Ecco che il Viaggio che gli Arcani ci prospettano acquista un senso, lo stesso che ci prospetta l’Enneagramma: siamo Essenza ma non lo sappiamo, la maschera dell’ego ci comprime e appesantisce, ci toglie quella libertà che quasi agogniamo come un frutto proibito, ma possiamo recuperare il contatto con quell’energia attraversando le tappe che il simbolo ci propone, esattamente nell’ordine in cui ce le propone.
Il Matto ci parla di quel primo passo che all’intelletto può sembrare una pazzia, ma che per il cuore è il germogliare di un seme e poi una fioritura e la possibilità di essere Amore. Un passo un po’ folle, certo, che tuttavia sappiamo di dover compiere, perché una sorta di imperativo che viene dal cuore ci invita a uscire da ciò che conosciamo, dalla comodità, per intraprendere qualcosa di nuovo. È una chiamata interiore, non sappiamo dove ci porterà, ma non possiamo fare a meno di ascoltarla perché ci accompagna una specie di euforia, una gioia spontanea e fanciullesca che da un po’ non provavamo.
Aggrappiamoci a questa gioia, non smettiamo di percepirla, essa è il segno che stiamo camminando con il Matto per la via maestra, al termine della quale avrò realizzato “chi sono” veramente.
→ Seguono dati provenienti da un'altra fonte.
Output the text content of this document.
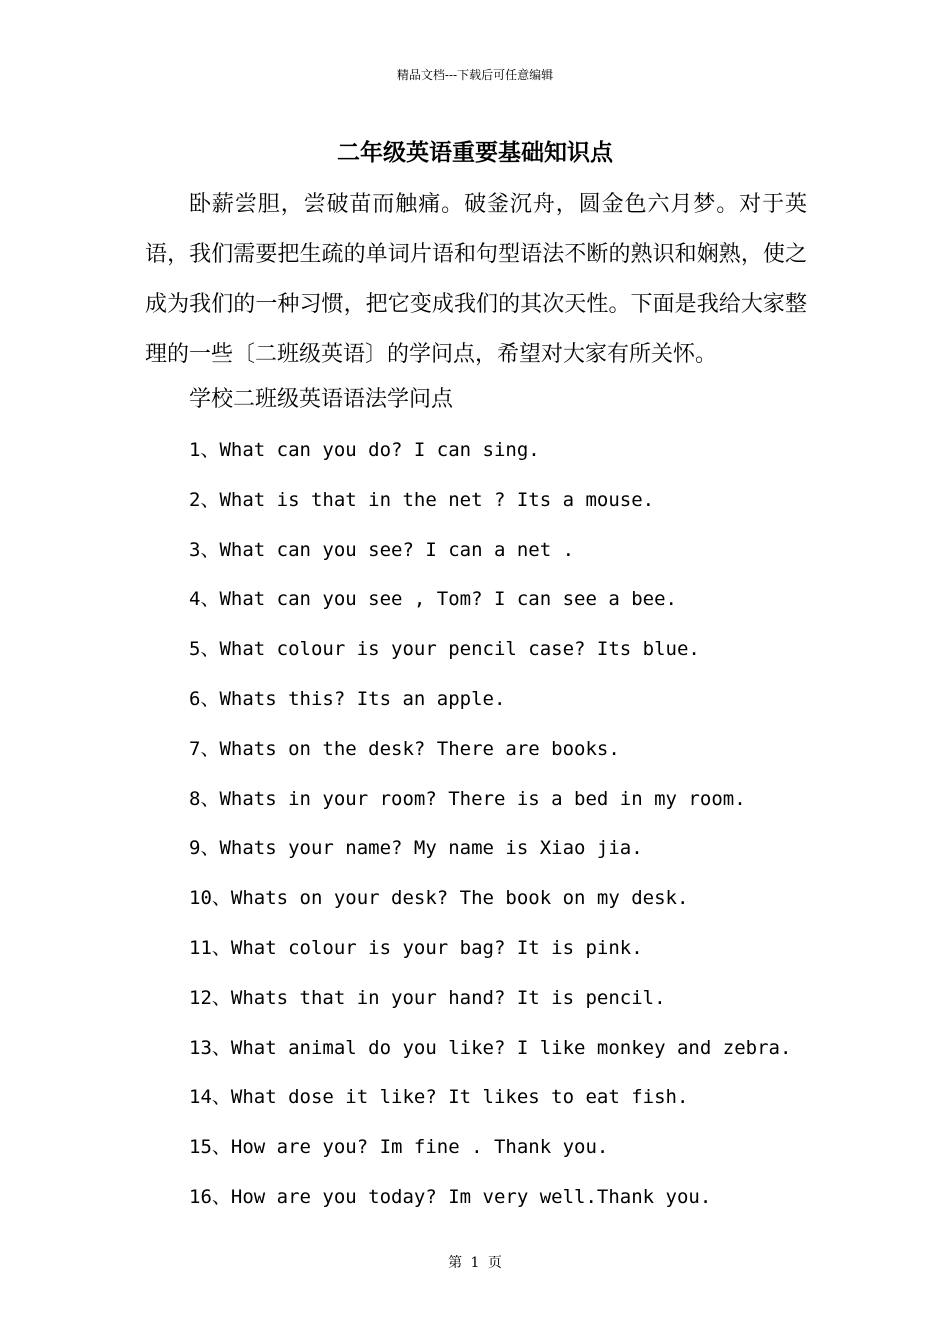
精品文档---下载后可任意编辑
二年级英语重要基础知识点

卧薪尝胆，尝破苗而触痛。破釜沉舟，圆金色六月梦。对于英语，我们需要把生疏的单词片语和句型语法不断的熟识和娴熟，使之成为我们的一种习惯，把它变成我们的其次天性。下面是我给大家整理的一些〔二班级英语〕的学问点，希望对大家有所关怀。

学校二班级英语语法学问点
1、What can you do? I can sing.
2、What is that in the net ? Its a mouse.
3、What can you see? I can a net .
4、What can you see , Tom? I can see a bee.
5、What colour is your pencil case? Its blue.
6、Whats this? Its an apple.
7、Whats on the desk? There are books.
8、Whats in your room? There is a bed in my room.
9、Whats your name? My name is Xiao jia.
10、Whats on your desk? The book on my desk.
11、What colour is your bag? It is pink.
12、Whats that in your hand? It is pencil.
13、What animal do you like? I like monkey and zebra.
14、What dose it like? It likes to eat fish.
15、How are you? Im fine . Thank you.
16、How are you today? Im very well.Thank you.
第 1 页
L’intelletto potrebbe metterci i bastoni tra le ruote, instillando il dubbio, la paura, la svalutazione, la sfiducia in noi stessi; potremmo non seguire il Matto per vergogna, per timore di fare una brutta figura, di essere derisi o criticati, oppure per paura di restare soli. Ma non dobbiamo distogliere lo sguardo dalla meta, né dalla possibilità che le nostre giustificazioni rappresentino solo delle scuse per non partire.
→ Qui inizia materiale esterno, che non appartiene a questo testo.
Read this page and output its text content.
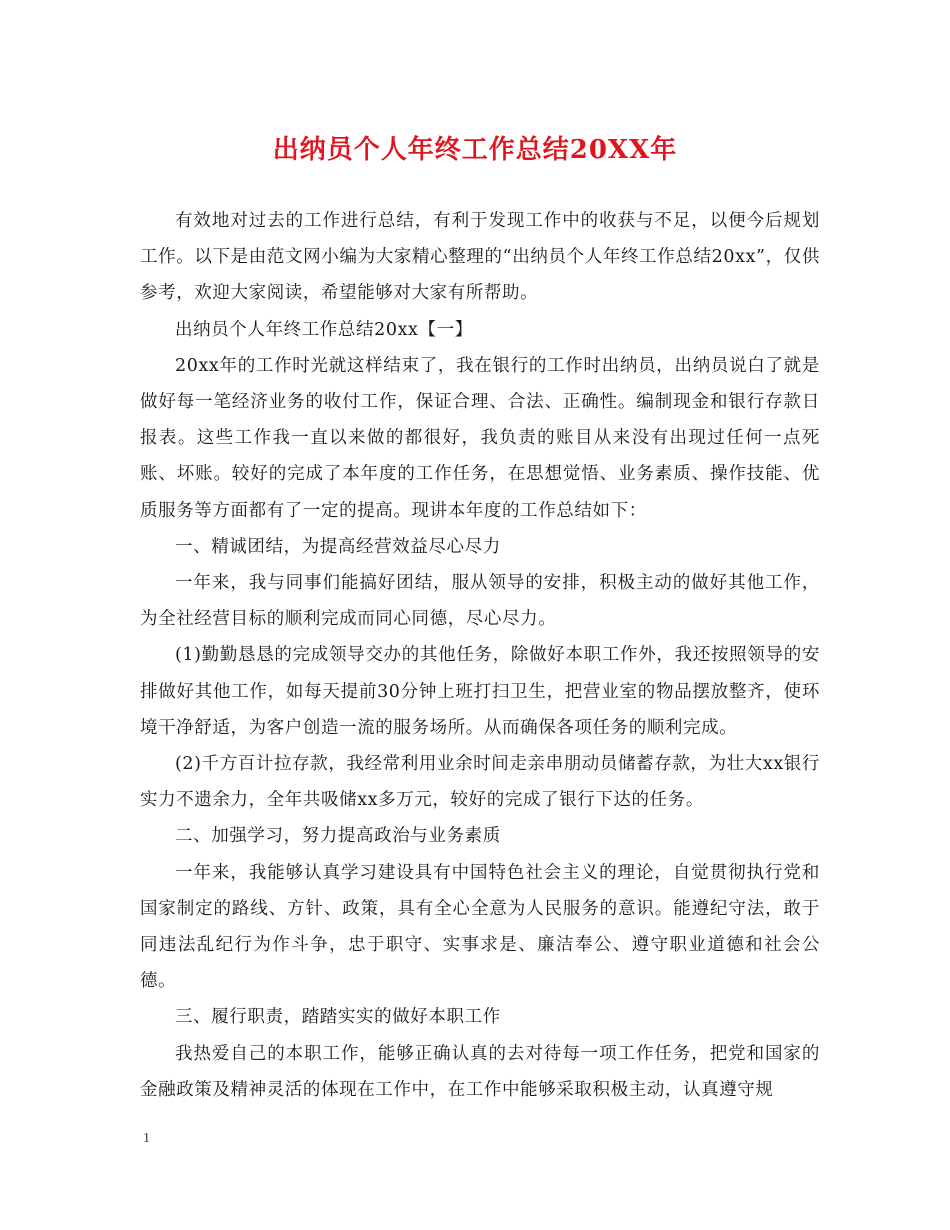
出纳员个人年终工作总结20XX年

有效地对过去的工作进行总结，有利于发现工作中的收获与不足，以便今后规划工作。以下是由范文网小编为大家精心整理的“出纳员个人年终工作总结20xx”，仅供参考，欢迎大家阅读，希望能够对大家有所帮助。

出纳员个人年终工作总结20xx【一】

20xx年的工作时光就这样结束了，我在银行的工作时出纳员，出纳员说白了就是做好每一笔经济业务的收付工作，保证合理、合法、正确性。编制现金和银行存款日报表。这些工作我一直以来做的都很好，我负责的账目从来没有出现过任何一点死账、坏账。较好的完成了本年度的工作任务，在思想觉悟、业务素质、操作技能、优质服务等方面都有了一定的提高。现讲本年度的工作总结如下：

一、精诚团结，为提高经营效益尽心尽力

一年来，我与同事们能搞好团结，服从领导的安排，积极主动的做好其他工作，为全社经营目标的顺利完成而同心同德，尽心尽力。

(1)勤勤恳恳的完成领导交办的其他任务，除做好本职工作外，我还按照领导的安排做好其他工作，如每天提前30分钟上班打扫卫生，把营业室的物品摆放整齐，使环境干净舒适，为客户创造一流的服务场所。从而确保各项任务的顺利完成。

(2)千方百计拉存款，我经常利用业余时间走亲串朋动员储蓄存款，为壮大xx银行实力不遗余力，全年共吸储xx多万元，较好的完成了银行下达的任务。

二、加强学习，努力提高政治与业务素质

一年来，我能够认真学习建设具有中国特色社会主义的理论，自觉贯彻执行党和国家制定的路线、方针、政策，具有全心全意为人民服务的意识。能遵纪守法，敢于同违法乱纪行为作斗争，忠于职守、实事求是、廉洁奉公、遵守职业道德和社会公德。

三、履行职责，踏踏实实的做好本职工作

我热爱自己的本职工作，能够正确认真的去对待每一项工作任务，把党和国家的金融政策及精神灵活的体现在工作中，在工作中能够采取积极主动，认真遵守规

1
Ma se ci facciamo coraggio e seguiamo il Matto potremo sentire il suo messaggio: sii pazzo, segui le ragioni del cuore, anche quando sembra la cosa più stupida del mondo, un salto nel buio, un azzardo!
E in questo salto investi tutto perché il messaggio del Giullare più famoso del mondo è: segui l’imperativo del cuore a realizzare nel mondo ciò che sei, la tua Essenza!
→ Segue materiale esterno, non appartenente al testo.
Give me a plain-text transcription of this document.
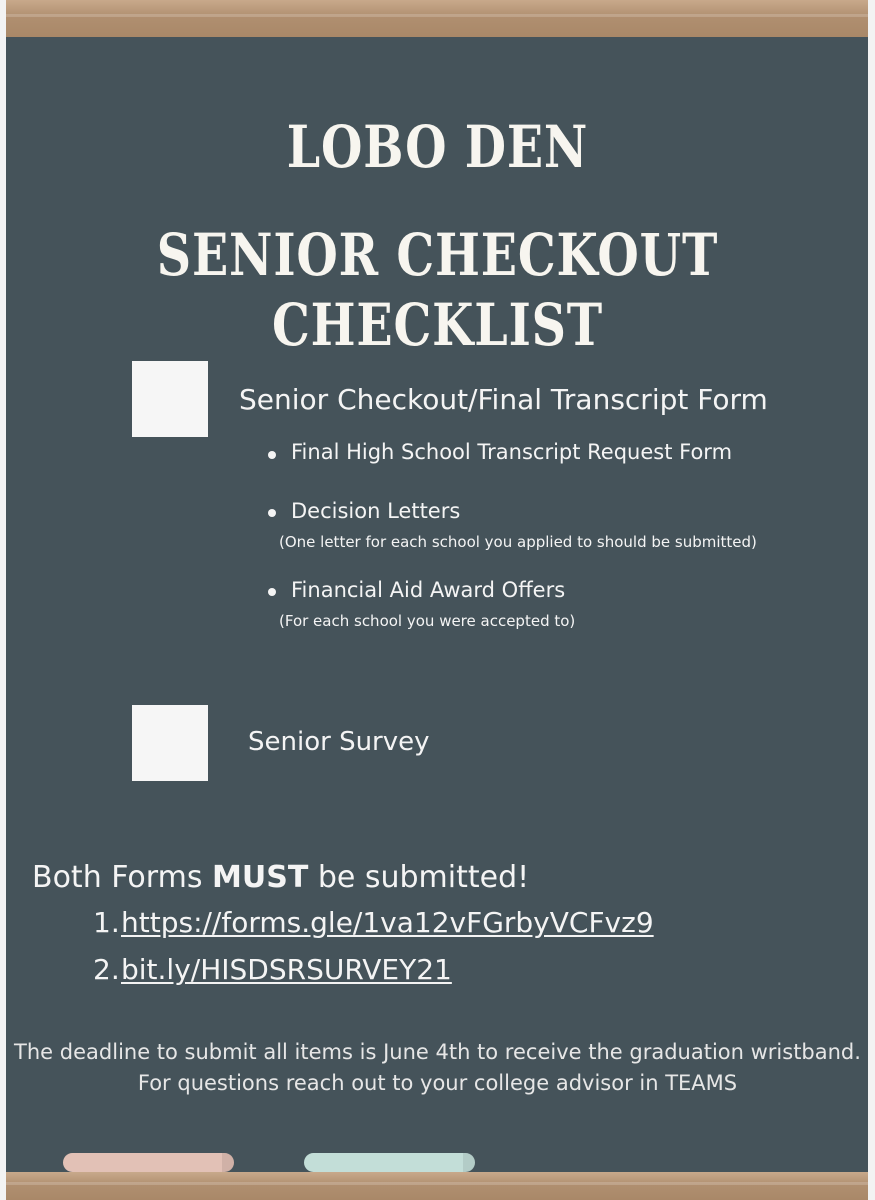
LOBO DEN
SENIOR CHECKOUT CHECKLIST
Senior Checkout/Final Transcript Form
Final High School Transcript Request Form
Decision Letters
(One letter for each school you applied to should be submitted)
Financial Aid Award Offers
(For each school you were accepted to)
Senior Survey
Both Forms MUST be submitted!
1.https://forms.gle/1va12vFGrbyVCFvz9
2.bit.ly/HISDSRSURVEY21
The deadline to submit all items is June 4th to receive the graduation wristband.
For questions reach out to your college advisor in TEAMS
E muoviti, salta, balla, ridi e abbi fede perché, amico mio, ciò che non cresce muore! Ciò che non cresce muore!

“Che l’Amore diriga le mie parole, il mio sguardo e la mia presenza”
Così Roberto Pérez avvia la serata dedicata al Mago, raccogliendo l’eredità del Matto, suo autorevole precedessore,sull’importanza dell’Amore come impulso vitale primario.
Anche il Mago raccoglie il massaggio del Matto e lo trasforma attraverso le sue arti magiche. Eh, si potrebbe dire, bella forza! Lui è un Mago, ha la bacchetta magica!
Del resto il Mago è l’Arcano degli Arcani, indispensabile per capire e vivere tutti quelli che lo seguiranno.
Da qui in poi alle carte viene assegnato un numero romano che a sua volta esprime un significato profondo.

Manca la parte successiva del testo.